The Austin Chronicle

https://www.austinchronicle.com/events/film/1993-08-20/139097/

Manhattan Murder Mystery

Rated PG, 104 min. Directed by Woody Allen. Starring Woody Allen, Diane Keaton, Alan Alda, Anjelica Huston, Jerry Adler, Lynn Cohen, Joy Behar, Ron Rifkin.

REVIEWED By Louis Black, Fri., Aug. 20, 1993

With the exceptions of Manhattan and Annie Hall, I always like Woody Allen more when he tries to do less (i.e., Broadway Danny Rose more than Crimes and Misdemeanors). Husbands and Wives proved almost unendurable, not because it was haunted by the ghost of Woody and Mia present but because the relentless Jean-Luc Godardian camera work was both inappropriate and almost, literally, nauseating. In Manhattan Murder Mystery, the actor Allen is again teamed up with Diane Keaton and writer/director Allen provides them with perfect material. As if William Powell were back with Myrna Loy or Gracie Allen with George Burns, Keaton and Allen revel in each other's presence. Their verbal timing and comic use of space (watching them maneuver around each other is funnier than most stand-ups) is seamless. They play classic long-married New Yorkers who accidently meet a just-retired couple (Adler and Cohen) across the hall, dropping in for coffee. A few days later the wife suddenly dies and Keaton becomes more and more convinced that the neighbor's husband did her in. The brilliance here is in the dialogue and characterization.

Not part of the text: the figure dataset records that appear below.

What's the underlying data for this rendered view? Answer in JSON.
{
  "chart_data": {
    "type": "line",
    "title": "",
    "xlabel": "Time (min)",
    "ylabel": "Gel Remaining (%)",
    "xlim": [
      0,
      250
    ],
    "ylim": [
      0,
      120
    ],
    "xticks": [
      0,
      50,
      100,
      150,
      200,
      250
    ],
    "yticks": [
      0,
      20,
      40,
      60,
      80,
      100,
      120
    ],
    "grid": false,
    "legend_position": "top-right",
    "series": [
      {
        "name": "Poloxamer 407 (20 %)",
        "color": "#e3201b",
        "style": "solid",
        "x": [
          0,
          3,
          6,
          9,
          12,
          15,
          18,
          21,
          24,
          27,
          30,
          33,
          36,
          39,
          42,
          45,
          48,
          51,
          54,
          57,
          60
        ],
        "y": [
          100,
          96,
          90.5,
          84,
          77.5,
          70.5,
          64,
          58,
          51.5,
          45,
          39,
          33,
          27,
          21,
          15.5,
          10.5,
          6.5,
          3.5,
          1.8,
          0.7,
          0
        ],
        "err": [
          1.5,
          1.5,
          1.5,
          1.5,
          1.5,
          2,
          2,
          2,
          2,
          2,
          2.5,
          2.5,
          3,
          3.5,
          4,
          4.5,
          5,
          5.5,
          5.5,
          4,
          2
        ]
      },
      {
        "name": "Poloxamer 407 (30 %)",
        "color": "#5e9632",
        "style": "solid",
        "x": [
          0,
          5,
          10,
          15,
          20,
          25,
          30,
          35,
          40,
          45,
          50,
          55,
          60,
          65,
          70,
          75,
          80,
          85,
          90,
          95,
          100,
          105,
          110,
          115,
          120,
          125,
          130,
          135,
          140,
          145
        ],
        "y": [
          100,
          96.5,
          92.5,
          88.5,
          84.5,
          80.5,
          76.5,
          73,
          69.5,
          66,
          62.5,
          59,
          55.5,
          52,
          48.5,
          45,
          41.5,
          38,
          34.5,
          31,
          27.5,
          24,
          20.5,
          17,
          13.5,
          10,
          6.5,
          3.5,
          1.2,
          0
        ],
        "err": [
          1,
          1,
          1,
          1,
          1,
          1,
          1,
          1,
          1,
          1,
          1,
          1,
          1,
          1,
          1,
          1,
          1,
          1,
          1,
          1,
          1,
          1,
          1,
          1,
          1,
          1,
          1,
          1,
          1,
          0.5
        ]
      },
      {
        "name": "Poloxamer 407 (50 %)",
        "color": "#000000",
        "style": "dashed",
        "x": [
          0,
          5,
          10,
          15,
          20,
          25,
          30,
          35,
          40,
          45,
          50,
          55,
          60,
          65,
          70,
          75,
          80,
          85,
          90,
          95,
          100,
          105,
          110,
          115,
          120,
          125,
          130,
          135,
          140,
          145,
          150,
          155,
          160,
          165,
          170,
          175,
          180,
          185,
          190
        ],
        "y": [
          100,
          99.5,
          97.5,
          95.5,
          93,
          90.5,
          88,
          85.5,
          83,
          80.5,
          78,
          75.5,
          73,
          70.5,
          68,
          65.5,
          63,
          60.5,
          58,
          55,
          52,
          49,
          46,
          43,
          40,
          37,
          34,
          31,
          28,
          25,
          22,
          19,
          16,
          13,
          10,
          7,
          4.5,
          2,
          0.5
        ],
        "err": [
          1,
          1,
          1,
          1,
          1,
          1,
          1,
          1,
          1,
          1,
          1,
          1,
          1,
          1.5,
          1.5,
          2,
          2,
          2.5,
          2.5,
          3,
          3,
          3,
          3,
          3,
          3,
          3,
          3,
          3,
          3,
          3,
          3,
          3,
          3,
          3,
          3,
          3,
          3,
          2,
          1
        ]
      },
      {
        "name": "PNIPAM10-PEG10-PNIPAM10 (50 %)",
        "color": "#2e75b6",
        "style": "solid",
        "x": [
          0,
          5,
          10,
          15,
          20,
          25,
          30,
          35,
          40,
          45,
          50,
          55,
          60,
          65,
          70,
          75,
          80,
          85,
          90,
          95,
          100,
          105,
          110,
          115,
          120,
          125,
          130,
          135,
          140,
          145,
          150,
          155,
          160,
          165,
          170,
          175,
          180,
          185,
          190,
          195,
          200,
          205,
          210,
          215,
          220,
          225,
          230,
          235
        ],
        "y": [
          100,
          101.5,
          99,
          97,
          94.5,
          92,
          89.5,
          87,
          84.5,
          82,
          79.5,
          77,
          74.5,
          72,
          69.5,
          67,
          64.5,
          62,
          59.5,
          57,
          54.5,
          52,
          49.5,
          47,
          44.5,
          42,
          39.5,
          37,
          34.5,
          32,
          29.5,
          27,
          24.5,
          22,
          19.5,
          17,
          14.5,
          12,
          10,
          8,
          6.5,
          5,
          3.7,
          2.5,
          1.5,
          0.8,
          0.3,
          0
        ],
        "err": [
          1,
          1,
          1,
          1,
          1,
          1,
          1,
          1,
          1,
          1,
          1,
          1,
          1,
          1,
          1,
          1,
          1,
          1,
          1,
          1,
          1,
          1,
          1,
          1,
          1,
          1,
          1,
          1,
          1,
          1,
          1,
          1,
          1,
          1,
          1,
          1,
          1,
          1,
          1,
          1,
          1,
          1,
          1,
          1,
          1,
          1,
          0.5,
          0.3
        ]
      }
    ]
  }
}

The plot is clever and involving, and best not talked about. But we get to indulge in classic Allen -- adult conversation at its sharpest and wittiest, never better than when centered around Allen and Keaton. Although Allen resists her interest, their recently divorced friend (Alda) encourages Keaton, on whom he has always had a crush. Allen meanwhile deals with a tough writer (Huston) whom he is trying to set up with Alda. The acting is consistently inspired (Huston is simply from another -- positively celestial -- planet) and Allen controls his more elaborate cinematic impulses. Filled with homages to the great detective films, the plot is simply a series of charming conceits. The play is about relationships: what we are and who we are and who we are with each other. It insists on mystery as a vehicle of possibility and, for Allen, is remarkably optimistic. Fast and funny, it makes you wish this would-be American master was more often lightweight.